ED: As a compromise, Leesburg decided to issue 10 permits on a first come, first serve basis to anybody, secular or religious, who wanted a display. And here’s where the story takes to turn.
PETER: The organization American Atheists thought that religious displays had no place on government property. So they tried to get all 10 permits. That way there wouldn’t be any display on the courthouse lawn– no creche, no menorah, nothing at all. But they only got 7 of the 10. So instead, they decided to set up some, well, creative displays.
CAITLIN GIBSON: I believe the first display to cause a bit of a stir was a mannequin Luke Skywalker.
ED: The next year, there was a nativity scene in which a Flying Spaghetti Monster hovered over the baby Jesus.

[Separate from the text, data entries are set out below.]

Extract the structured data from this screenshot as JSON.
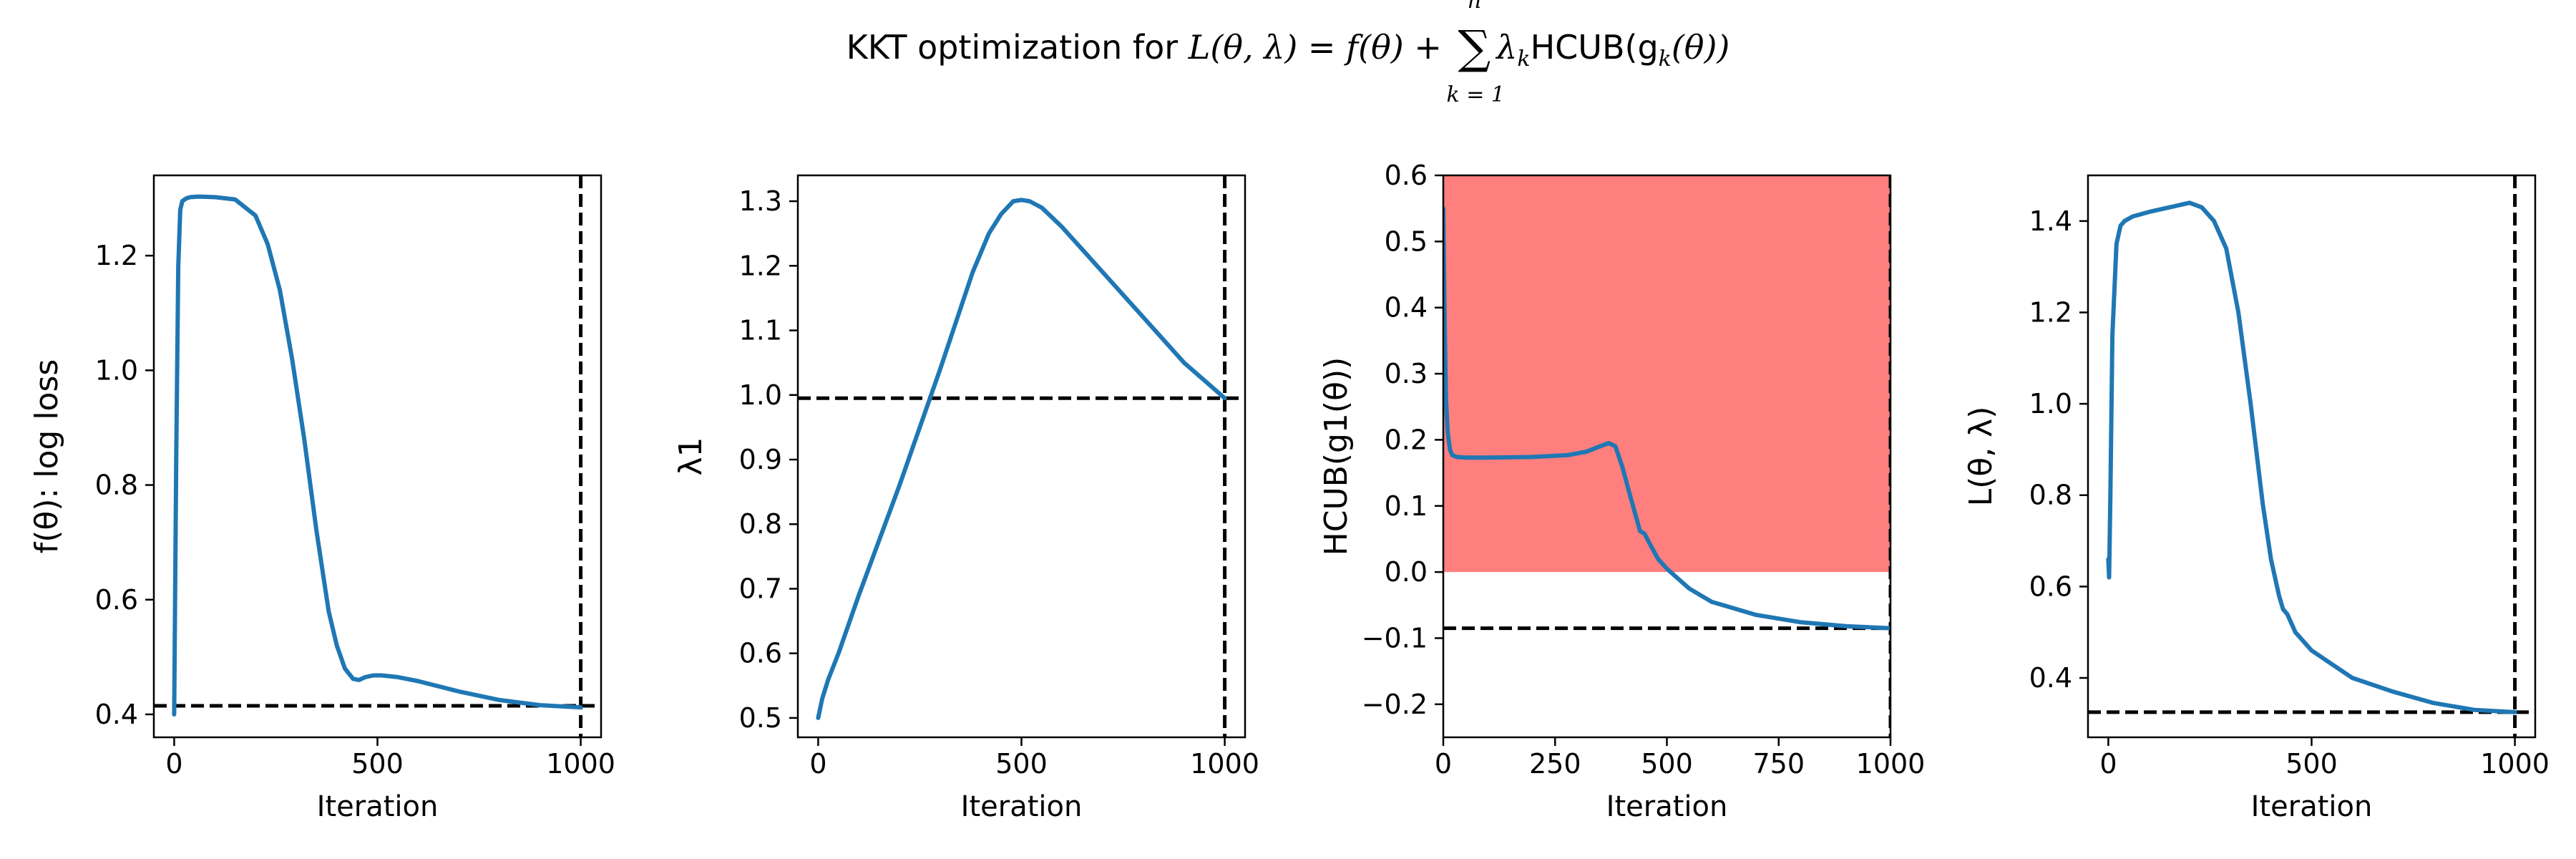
{
  "figure": {
    "title": "KKT optimization for L(θ, λ) = f(θ) + Σ_{k=1}^{n} λ_k HCUB(g_k(θ))",
    "title_parts": {
      "prefix": "KKT optimization for ",
      "lhs": "L(θ, λ)",
      "eq": " = ",
      "f": "f(θ)",
      "plus": " + ",
      "sum_sup": "n",
      "sum_sub": "k = 1",
      "sum_symbol": "∑",
      "term": "λ",
      "term_sub": "k",
      "term_rest": "HCUB(g",
      "term_sub2": "k",
      "term_end": "(θ))"
    }
  },
  "chart_data": [
    {
      "type": "line",
      "title": "",
      "xlabel": "Iteration",
      "ylabel": "f(θ): log loss",
      "xlim": [
        -50,
        1050
      ],
      "ylim": [
        0.36,
        1.34
      ],
      "xticks": [
        0,
        500,
        1000
      ],
      "yticks": [
        0.4,
        0.6,
        0.8,
        1.0,
        1.2
      ],
      "ytick_labels": [
        "0.4",
        "0.6",
        "0.8",
        "1.0",
        "1.2"
      ],
      "grid": false,
      "line_color": "#1f77b4",
      "series": [
        {
          "x": [
            0,
            5,
            10,
            15,
            20,
            30,
            40,
            60,
            100,
            150,
            200,
            230,
            260,
            290,
            320,
            350,
            380,
            400,
            420,
            440,
            455,
            470,
            490,
            510,
            550,
            600,
            700,
            800,
            900,
            1000
          ],
          "y": [
            0.4,
            0.85,
            1.18,
            1.28,
            1.295,
            1.3,
            1.302,
            1.303,
            1.302,
            1.298,
            1.27,
            1.22,
            1.14,
            1.02,
            0.88,
            0.72,
            0.58,
            0.52,
            0.48,
            0.462,
            0.46,
            0.465,
            0.468,
            0.468,
            0.465,
            0.458,
            0.44,
            0.425,
            0.416,
            0.412
          ]
        }
      ],
      "hline": 0.415,
      "vline": 1000
    },
    {
      "type": "line",
      "title": "",
      "xlabel": "Iteration",
      "ylabel": "λ1",
      "xlim": [
        -50,
        1050
      ],
      "ylim": [
        0.47,
        1.34
      ],
      "xticks": [
        0,
        500,
        1000
      ],
      "yticks": [
        0.5,
        0.6,
        0.7,
        0.8,
        0.9,
        1.0,
        1.1,
        1.2,
        1.3
      ],
      "ytick_labels": [
        "0.5",
        "0.6",
        "0.7",
        "0.8",
        "0.9",
        "1.0",
        "1.1",
        "1.2",
        "1.3"
      ],
      "grid": false,
      "line_color": "#1f77b4",
      "series": [
        {
          "x": [
            0,
            10,
            25,
            50,
            100,
            200,
            300,
            380,
            420,
            450,
            480,
            500,
            520,
            550,
            600,
            700,
            800,
            900,
            1000
          ],
          "y": [
            0.5,
            0.53,
            0.56,
            0.6,
            0.69,
            0.86,
            1.04,
            1.19,
            1.25,
            1.28,
            1.3,
            1.302,
            1.3,
            1.29,
            1.26,
            1.19,
            1.12,
            1.05,
            0.995
          ]
        }
      ],
      "hline": 0.995,
      "vline": 1000
    },
    {
      "type": "line",
      "title": "",
      "xlabel": "Iteration",
      "ylabel": "HCUB(g1(θ))",
      "xlim": [
        0,
        1000
      ],
      "ylim": [
        -0.25,
        0.6
      ],
      "xticks": [
        0,
        250,
        500,
        750,
        1000
      ],
      "yticks": [
        -0.2,
        -0.1,
        0.0,
        0.1,
        0.2,
        0.3,
        0.4,
        0.5,
        0.6
      ],
      "ytick_labels": [
        "−0.2",
        "−0.1",
        "0.0",
        "0.1",
        "0.2",
        "0.3",
        "0.4",
        "0.5",
        "0.6"
      ],
      "grid": false,
      "line_color": "#1f77b4",
      "infeasible_region": {
        "y0": 0.0,
        "y1": 0.6,
        "color": "#ff7f7f"
      },
      "series": [
        {
          "x": [
            0,
            3,
            6,
            10,
            15,
            20,
            30,
            50,
            100,
            200,
            280,
            320,
            350,
            370,
            385,
            400,
            420,
            440,
            450,
            460,
            480,
            500,
            550,
            600,
            700,
            800,
            900,
            1000
          ],
          "y": [
            0.55,
            0.38,
            0.26,
            0.21,
            0.185,
            0.177,
            0.174,
            0.173,
            0.173,
            0.174,
            0.177,
            0.182,
            0.19,
            0.195,
            0.19,
            0.16,
            0.11,
            0.062,
            0.058,
            0.045,
            0.02,
            0.005,
            -0.025,
            -0.045,
            -0.065,
            -0.076,
            -0.082,
            -0.085
          ]
        }
      ],
      "hline": -0.085,
      "vline": 1000
    },
    {
      "type": "line",
      "title": "",
      "xlabel": "Iteration",
      "ylabel": "L(θ, λ)",
      "xlim": [
        -50,
        1050
      ],
      "ylim": [
        0.27,
        1.5
      ],
      "xticks": [
        0,
        500,
        1000
      ],
      "yticks": [
        0.4,
        0.6,
        0.8,
        1.0,
        1.2,
        1.4
      ],
      "ytick_labels": [
        "0.4",
        "0.6",
        "0.8",
        "1.0",
        "1.2",
        "1.4"
      ],
      "grid": false,
      "line_color": "#1f77b4",
      "series": [
        {
          "x": [
            0,
            2,
            5,
            10,
            20,
            30,
            40,
            60,
            100,
            150,
            200,
            230,
            260,
            290,
            320,
            350,
            380,
            400,
            420,
            430,
            440,
            450,
            460,
            500,
            550,
            600,
            700,
            800,
            900,
            1000
          ],
          "y": [
            0.66,
            0.62,
            0.8,
            1.15,
            1.35,
            1.39,
            1.4,
            1.41,
            1.42,
            1.43,
            1.44,
            1.43,
            1.4,
            1.34,
            1.2,
            1.0,
            0.78,
            0.66,
            0.58,
            0.55,
            0.54,
            0.52,
            0.5,
            0.46,
            0.43,
            0.4,
            0.37,
            0.345,
            0.33,
            0.325
          ]
        }
      ],
      "hline": 0.325,
      "vline": 1000
    }
  ]
}
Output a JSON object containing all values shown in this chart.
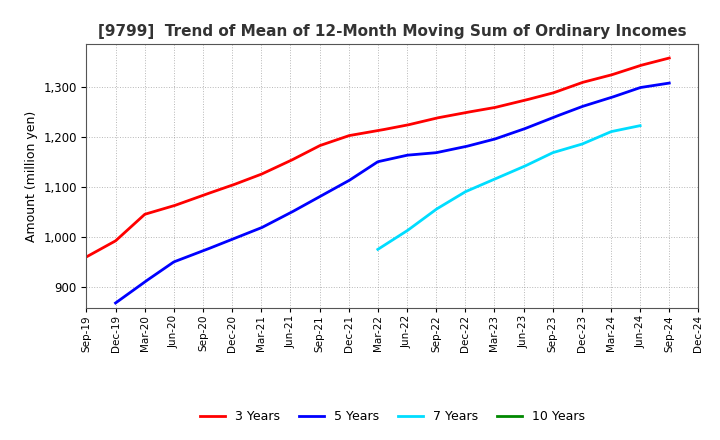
{
  "title": "[9799]  Trend of Mean of 12-Month Moving Sum of Ordinary Incomes",
  "ylabel": "Amount (million yen)",
  "background_color": "#ffffff",
  "grid_color": "#888888",
  "x_tick_labels": [
    "Sep-19",
    "Dec-19",
    "Mar-20",
    "Jun-20",
    "Sep-20",
    "Dec-20",
    "Mar-21",
    "Jun-21",
    "Sep-21",
    "Dec-21",
    "Mar-22",
    "Jun-22",
    "Sep-22",
    "Dec-22",
    "Mar-23",
    "Jun-23",
    "Sep-23",
    "Dec-23",
    "Mar-24",
    "Jun-24",
    "Sep-24",
    "Dec-24"
  ],
  "ylim": [
    858,
    1385
  ],
  "yticks": [
    900,
    1000,
    1100,
    1200,
    1300
  ],
  "series_3yr": {
    "color": "#ff0000",
    "xp": [
      0,
      1,
      2,
      3,
      4,
      5,
      6,
      7,
      8,
      9,
      10,
      11,
      12,
      13,
      14,
      15,
      16,
      17,
      18,
      19,
      20
    ],
    "yp": [
      960,
      992,
      1045,
      1062,
      1083,
      1103,
      1125,
      1152,
      1182,
      1202,
      1212,
      1223,
      1237,
      1248,
      1258,
      1272,
      1287,
      1308,
      1323,
      1342,
      1357
    ]
  },
  "series_5yr": {
    "color": "#0000ff",
    "xp": [
      1,
      2,
      3,
      4,
      5,
      6,
      7,
      8,
      9,
      10,
      11,
      12,
      13,
      14,
      15,
      16,
      17,
      18,
      19,
      20
    ],
    "yp": [
      868,
      910,
      950,
      972,
      995,
      1018,
      1048,
      1080,
      1112,
      1150,
      1163,
      1168,
      1180,
      1195,
      1215,
      1238,
      1260,
      1278,
      1298,
      1307
    ]
  },
  "series_7yr": {
    "color": "#00ddff",
    "xp": [
      10,
      11,
      12,
      13,
      14,
      15,
      16,
      17,
      18,
      19
    ],
    "yp": [
      975,
      1012,
      1055,
      1090,
      1115,
      1140,
      1168,
      1185,
      1210,
      1222
    ]
  },
  "series_10yr": {
    "color": "#008800",
    "xp": [],
    "yp": []
  },
  "legend_labels": [
    "3 Years",
    "5 Years",
    "7 Years",
    "10 Years"
  ],
  "legend_colors": [
    "#ff0000",
    "#0000ff",
    "#00ddff",
    "#008800"
  ]
}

The display read, touched by an angel hair.
CAITLIN GIBSON: Things really hit a fever pitch in 2011, when a skeleton Santa Claus was mounted on a cross and displayed on the lawn. And that had been intended to convey society’s obsession with consumerism. But it really upset passing people on the sidewalk.
PETER: It actually wasn’t the atheists who put up the crucified Santa. But complaints poured in anyway. So Loudon County decided to ditch the permit system and revert to a county-sponsored nativity scene. But this time, they included some nods to non-Christians, like a menorah, reindeer, and a healthy non-crucified Santa.
ED: The new display satisfied the traditionalists, since it brought back the beloved creche. But as Leesburg becomes bigger and more diverse, there are more and more people in the town who just don’t want a county-sponsored display at all.
CAITLIN GIBSON: They are members of this community now. And I think that they also feel like a want the courthouse that’s at the center of this historic town to reflect their sense of what’s right as well.
ED: This year, creche, menorah, and Santa are already ensconced on the Leesburg courthouse lawn. But Caitlin Gibson says that’s probably not a permanent resolution.
CAITLIN GIBSON: I am keeping an eye on it, yes. I definitely am.
PETER: Leesburg, of course, is just one of many American towns trying to figure out how to navigate the holiday season without endorsing any one religion.
ED: And these controversies extend well beyond the annual creche versus menorah debate. This fall, the Supreme Court heard arguments in a potentially landmark case from a small town in New York. The question at stake, is it constitutional to open town meetings with a Christian prayer?
PETER: So today on the show, the long, uneasy, and still unsettled history of church and state in America. The first amendment says that Congress can neither establish a state religion nor prohibit Americans from practicing their own religions. But what does it mean to establish a religion or to practice a religion? How have those meanings changed over the centuries? And what counts as a religion anyway?